Młody barman Wojtek (Michał Malinowski), pracujący we Włoszech, zostaje oskarżony o gwałt. Grozi mu kilkanaście lat więzienia. W niewinność chłopaka wierzą tylko jego przyjaciele - emigranci. Jednoczą się, żeby mu pomóc i sami wpadają w poważne kłopoty... Opuszczają Mediolan i wracają do Polski, do Lublina, gdzie w odzyskanej od miasta kamienicy stworzą biznes marzeń - hostel.
Początkowo miejscem akcji miał być Londyn. Nawet nadano roboczy tytuł "Mały Londyn", ale zdjęcia przypadły na czas olimpiady, więc okazało się to niemożliwe. W serialu grają polskie gwiazdy - m.in. Katarzyna Figura, Joanna Jeżewska, Radosław Pazura czy Mariusz Bonaszewski.

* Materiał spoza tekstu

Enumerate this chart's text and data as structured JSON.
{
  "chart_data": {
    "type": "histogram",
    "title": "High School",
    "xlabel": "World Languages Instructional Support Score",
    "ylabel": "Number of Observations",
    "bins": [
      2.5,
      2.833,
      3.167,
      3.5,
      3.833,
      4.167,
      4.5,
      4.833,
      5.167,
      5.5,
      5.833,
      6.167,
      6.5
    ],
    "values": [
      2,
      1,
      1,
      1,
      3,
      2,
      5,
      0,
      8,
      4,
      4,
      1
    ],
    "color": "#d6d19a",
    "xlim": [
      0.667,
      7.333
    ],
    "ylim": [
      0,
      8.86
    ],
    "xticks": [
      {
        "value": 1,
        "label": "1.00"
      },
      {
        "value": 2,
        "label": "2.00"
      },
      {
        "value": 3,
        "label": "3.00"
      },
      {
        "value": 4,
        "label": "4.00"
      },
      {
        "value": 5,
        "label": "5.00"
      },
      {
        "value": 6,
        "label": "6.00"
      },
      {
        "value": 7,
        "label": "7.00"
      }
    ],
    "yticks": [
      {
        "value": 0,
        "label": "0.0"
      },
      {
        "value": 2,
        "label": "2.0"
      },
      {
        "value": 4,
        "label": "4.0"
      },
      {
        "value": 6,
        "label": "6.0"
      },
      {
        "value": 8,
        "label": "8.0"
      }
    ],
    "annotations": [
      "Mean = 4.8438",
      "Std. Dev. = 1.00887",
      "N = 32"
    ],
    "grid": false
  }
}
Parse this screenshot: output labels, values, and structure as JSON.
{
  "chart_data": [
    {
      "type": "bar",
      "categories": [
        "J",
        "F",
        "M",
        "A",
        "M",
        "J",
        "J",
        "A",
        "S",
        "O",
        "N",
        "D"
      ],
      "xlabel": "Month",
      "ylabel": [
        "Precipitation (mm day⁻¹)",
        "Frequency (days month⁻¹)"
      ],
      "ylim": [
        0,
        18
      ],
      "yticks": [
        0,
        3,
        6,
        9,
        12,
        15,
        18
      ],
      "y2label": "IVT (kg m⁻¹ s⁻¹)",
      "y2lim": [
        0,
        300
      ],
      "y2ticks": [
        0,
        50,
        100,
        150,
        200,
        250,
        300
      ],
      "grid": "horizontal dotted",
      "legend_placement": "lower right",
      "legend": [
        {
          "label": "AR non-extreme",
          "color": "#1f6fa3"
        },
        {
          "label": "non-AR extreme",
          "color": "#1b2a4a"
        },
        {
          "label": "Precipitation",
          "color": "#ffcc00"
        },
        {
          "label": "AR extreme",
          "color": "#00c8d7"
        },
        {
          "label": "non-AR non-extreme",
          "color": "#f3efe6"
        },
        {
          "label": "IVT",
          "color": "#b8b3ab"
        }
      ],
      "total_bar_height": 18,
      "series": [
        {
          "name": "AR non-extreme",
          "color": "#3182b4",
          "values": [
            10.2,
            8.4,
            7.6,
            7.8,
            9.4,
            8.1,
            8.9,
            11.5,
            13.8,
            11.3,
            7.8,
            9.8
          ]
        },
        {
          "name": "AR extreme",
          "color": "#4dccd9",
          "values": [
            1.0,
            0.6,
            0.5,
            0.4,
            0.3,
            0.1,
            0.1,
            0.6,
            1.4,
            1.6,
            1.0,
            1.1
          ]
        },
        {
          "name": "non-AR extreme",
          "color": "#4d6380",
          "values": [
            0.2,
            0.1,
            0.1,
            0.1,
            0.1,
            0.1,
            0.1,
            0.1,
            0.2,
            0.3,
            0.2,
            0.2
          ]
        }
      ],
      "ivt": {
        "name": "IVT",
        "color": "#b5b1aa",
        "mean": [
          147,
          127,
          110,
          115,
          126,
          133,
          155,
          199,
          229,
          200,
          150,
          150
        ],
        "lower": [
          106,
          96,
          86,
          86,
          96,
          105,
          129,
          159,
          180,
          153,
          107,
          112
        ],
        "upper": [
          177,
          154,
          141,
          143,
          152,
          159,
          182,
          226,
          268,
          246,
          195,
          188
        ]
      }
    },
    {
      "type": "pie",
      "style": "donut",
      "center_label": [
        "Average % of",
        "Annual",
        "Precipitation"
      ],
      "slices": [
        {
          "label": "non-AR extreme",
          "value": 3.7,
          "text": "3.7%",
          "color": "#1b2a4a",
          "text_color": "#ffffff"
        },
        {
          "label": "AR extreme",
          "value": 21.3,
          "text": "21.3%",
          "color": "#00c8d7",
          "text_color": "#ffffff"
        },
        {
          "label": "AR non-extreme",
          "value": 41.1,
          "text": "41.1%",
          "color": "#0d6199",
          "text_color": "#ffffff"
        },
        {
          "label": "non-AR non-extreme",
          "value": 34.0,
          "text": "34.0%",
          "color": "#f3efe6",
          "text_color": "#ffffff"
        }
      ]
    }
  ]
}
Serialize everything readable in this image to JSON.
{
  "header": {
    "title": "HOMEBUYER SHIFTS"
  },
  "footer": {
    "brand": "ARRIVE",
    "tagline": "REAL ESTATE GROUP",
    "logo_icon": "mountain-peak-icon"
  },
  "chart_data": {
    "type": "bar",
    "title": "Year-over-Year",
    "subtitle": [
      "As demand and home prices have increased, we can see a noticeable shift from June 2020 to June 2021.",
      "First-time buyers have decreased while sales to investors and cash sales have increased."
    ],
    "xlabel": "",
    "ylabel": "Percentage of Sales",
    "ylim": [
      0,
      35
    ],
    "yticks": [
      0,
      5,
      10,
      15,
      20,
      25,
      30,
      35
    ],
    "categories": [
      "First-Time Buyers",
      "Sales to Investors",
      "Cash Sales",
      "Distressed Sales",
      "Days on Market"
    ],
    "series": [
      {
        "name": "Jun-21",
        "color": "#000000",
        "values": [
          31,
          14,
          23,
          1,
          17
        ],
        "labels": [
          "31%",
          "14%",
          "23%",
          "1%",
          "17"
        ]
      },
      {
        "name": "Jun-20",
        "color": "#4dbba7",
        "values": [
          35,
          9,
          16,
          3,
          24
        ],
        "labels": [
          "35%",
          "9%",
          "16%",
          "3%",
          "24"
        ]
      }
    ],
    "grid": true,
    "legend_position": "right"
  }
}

A obok nich pojawią się młode talenty. Niektórzy - jak Michał Malinowski, jeszcze student łódzkiej "filmówki" - debiutują na ekranie.
Polscy aktorzy mówią po włosku, ale, jak zapewnia Ilona Łepkowska, nikt nie fundował ekipie kursów językowych. Po prostu nauczyli się swoich kwestii do roli. Nie mają też kursów barmańskich, o co można by posądzić Michała Malinowskiego, który zręcznie obchodzi się z talerzami i kieliszkami w serialowej trattorii "Primavera". - Kiedyś chciałem zarobić w wakacje i pracowałem jako kelner - tłumaczy aktor. - Podobają mi się te pierwsze odcinki - przyznaje jego koleżanka z planu Agata Nizińska. - Nowoczesne dialogi, fajni młodzi ludzie...
- Czy to serial dla młodych? - Ilona Łepkowska przecząco kręci głową. - Nie tylko. Młodzi mają tu dużo dla siebie, będą oglądać historię swoich rówieśników - takie jest założenie. Ale staramy się robić seriale tak, żeby zainteresowały jak najszerszą widownię. Nie mogliśmy zrobić czegoś, co w treści czy języku byłoby niezrozumiałe dla starszego pokolenia. Na razie zaplanowano 99 odcinków. "Wszystko przed nami" oglądać będziemy do końca lutego. A jeśli się spodoba, zapewne i dłużej.